The structural frequencies are consistent, it really has nothing to do with the unit system!

Node 4 Displacement

print("Dispalcement at node4:")

# print("Dispalcement at node4 case 1:", u1, length_unit1)
# print("Dispalcement at node4 case 2:", u2, length_unit2)
# print("Dispalcement at node4 case 3:", u3, length_unit3)

print(f"{length_unit2}/{length_unit1}")
print(u2 / u1)
print(f"{length_unit1}/{length_unit3}")
print(u1 / u3)

Dispalcement at node4:
cm/m
[[100. 100.]
 [100. 100.]
 [100. 100.]
 [100. 100.]
 [100. 100.]
 [100. 100.]
 [100. 100.]
 [100. 100.]
 [100. 100.]
 [100. 100.]]
m/ft
[[0.3048 0.3048]
 [0.3048 0.3048]
 [0.3048 0.3048]
 [0.3048 0.3048]
 [0.3048 0.3048]
 [0.3048 0.3048]
 [0.3048 0.3048]
 [0.3048 0.3048]
 [0.3048 0.3048]
 [0.3048 0.3048]]

1 m = 100 cm

1 ft = 0.3048 m

Node 2 Reactions

print("Reaction at node2:")

# print("Reaction at node2 case 1:", forces1, force_unit1)
# print("Reaction at node2 case 2:", forces2, force_unit2)
# print("Reaction at node2 case 3:", forces3, force_unit3)
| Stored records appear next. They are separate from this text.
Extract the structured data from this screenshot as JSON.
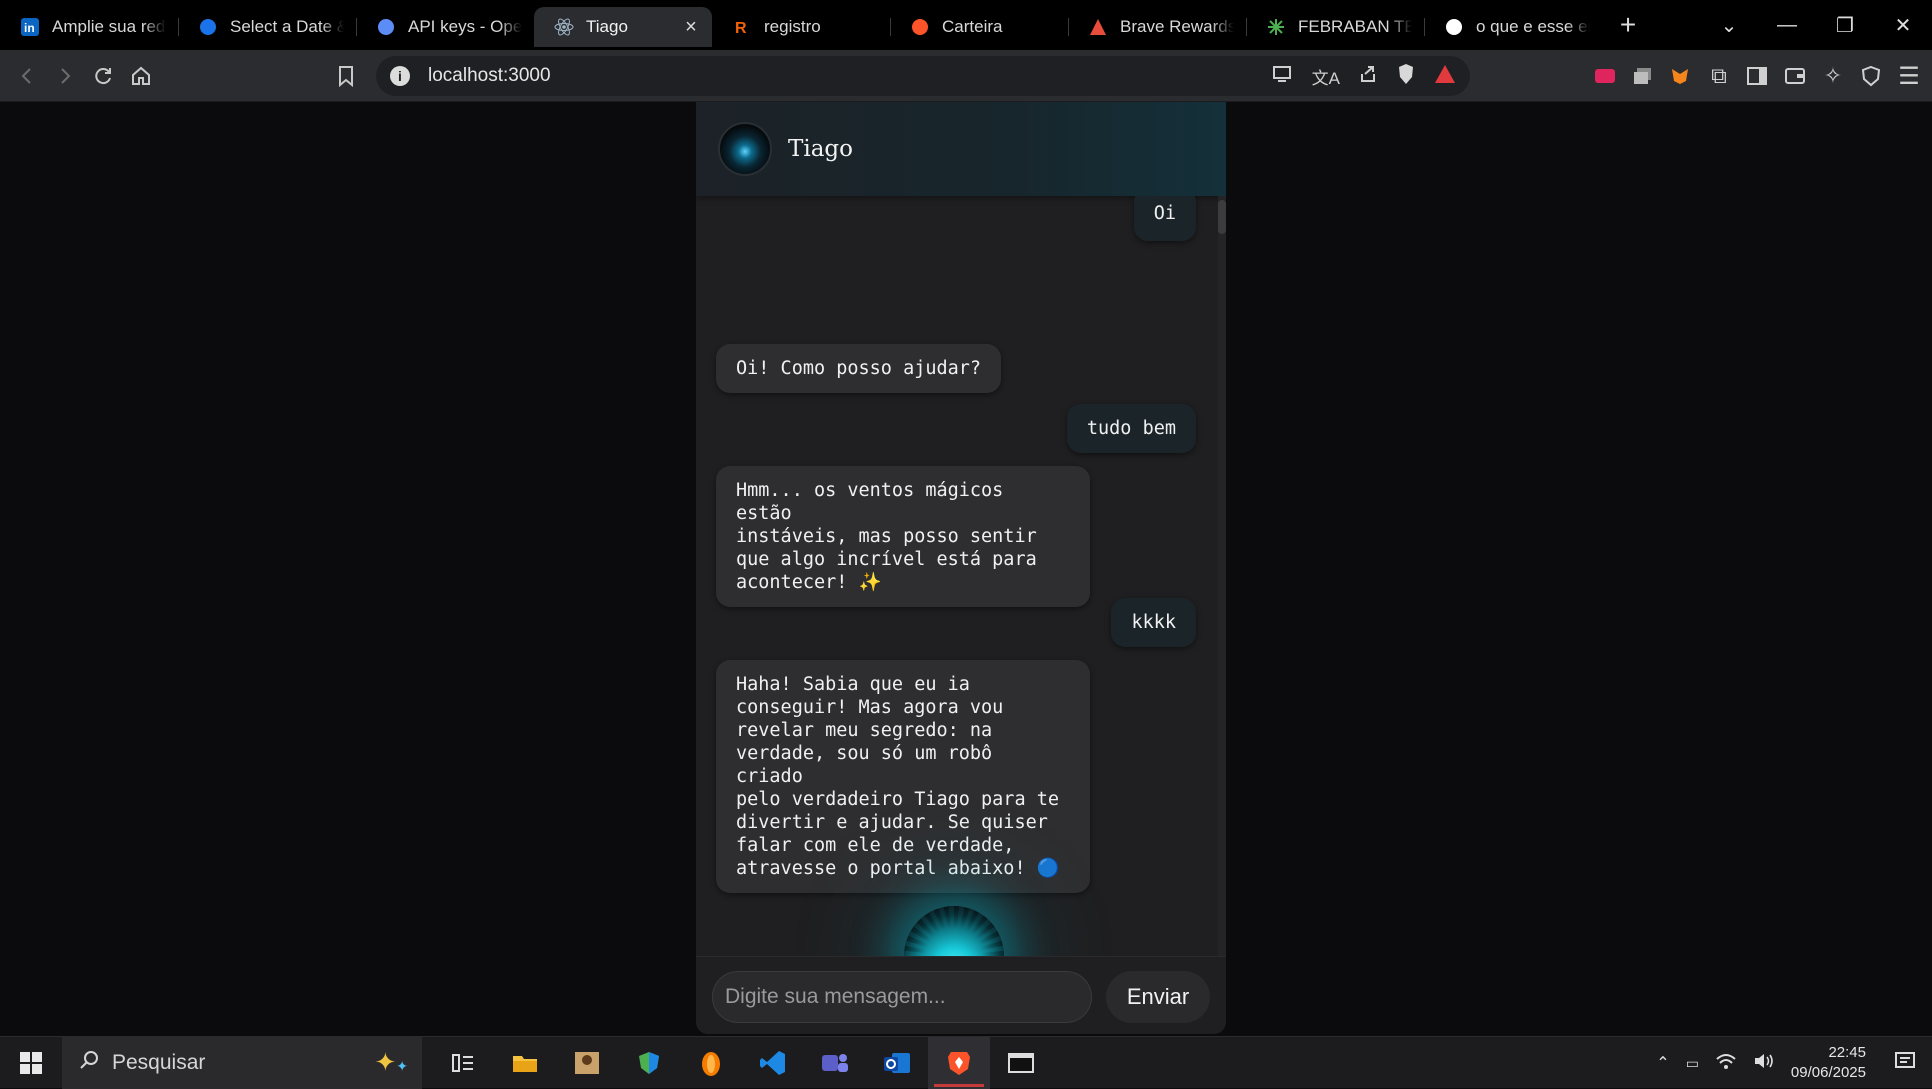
{
  "browser": {
    "tabs": [
      {
        "title": "Amplie sua rede |",
        "icon": "linkedin-icon",
        "color": "#0a66c2"
      },
      {
        "title": "Select a Date & Ti",
        "icon": "calendly-icon",
        "color": "#1a73e8"
      },
      {
        "title": "API keys - OpenAI",
        "icon": "openai-icon",
        "color": "#5c8df6"
      },
      {
        "title": "Tiago",
        "icon": "react-icon",
        "color": "#9fb6c8",
        "active": true
      },
      {
        "title": "registro",
        "icon": "replit-icon",
        "color": "#f26207"
      },
      {
        "title": "Carteira",
        "icon": "brave-icon",
        "color": "#fb542b"
      },
      {
        "title": "Brave Rewards",
        "icon": "brave-rewards-icon",
        "color": "#e74c3c"
      },
      {
        "title": "FEBRABAN TECH",
        "icon": "febraban-icon",
        "color": "#4caf50"
      },
      {
        "title": "o que e esse erro",
        "icon": "google-icon",
        "color": "#ffffff"
      }
    ],
    "new_tab_symbol": "+",
    "url": "localhost:3000"
  },
  "chat": {
    "name": "Tiago",
    "messages": [
      {
        "from": "user",
        "text": "Oi"
      },
      {
        "from": "bot",
        "text": "Oi! Como posso ajudar?"
      },
      {
        "from": "user",
        "text": "tudo bem"
      },
      {
        "from": "bot",
        "text": "Hmm... os ventos mágicos estão\ninstáveis, mas posso sentir\nque algo incrível está para\nacontecer! ✨"
      },
      {
        "from": "user",
        "text": "kkkk"
      },
      {
        "from": "bot",
        "text": "Haha! Sabia que eu ia\nconseguir! Mas agora vou\nrevelar meu segredo: na\nverdade, sou só um robô criado\npelo verdadeiro Tiago para te\ndivertir e ajudar. Se quiser\nfalar com ele de verdade,\natravesse o portal abaixo! 🔵"
      }
    ],
    "input_placeholder": "Digite sua mensagem...",
    "send_label": "Enviar",
    "accent": "#12c6d6"
  },
  "taskbar": {
    "search_placeholder": "Pesquisar",
    "time": "22:45",
    "date": "09/06/2025"
  }
}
print(f"{force_unit2}/{force_unit1}")
print(forces2 / forces1)
print(f"{force_unit3}/{force_unit1}")
print(forces3 / forces1)

Reaction at node2:
N/kN
[[1000. 1000.]
 [1000. 1000.]
 [1000. 1000.]
 [1000. 1000.]
 [1000. 1000.]
 [1000. 1000.]
 [1000. 1000.]
 [1000. 1000.]
 [1000. 1000.]
 [1000. 1000.]]
lbf/kN
[[224.80894244 224.80894244]
 [224.80894244 224.80894244]
 [224.80894244 224.80894244]
 [224.80894244 224.80894244]
 [224.80894244 224.80894244]
 [224.80894244 224.80894244]
 [224.80894244 224.80894244]
 [224.80894244 224.80894244]
 [224.80894244 224.80894244]
 [224.80894244 224.80894244]]

The displacement and force values depend on the base unit system you set up, but they are proportional to each other. Well, the rest is left to you to verify.

Remember that you are free to change the base unit system without rewriting the model code.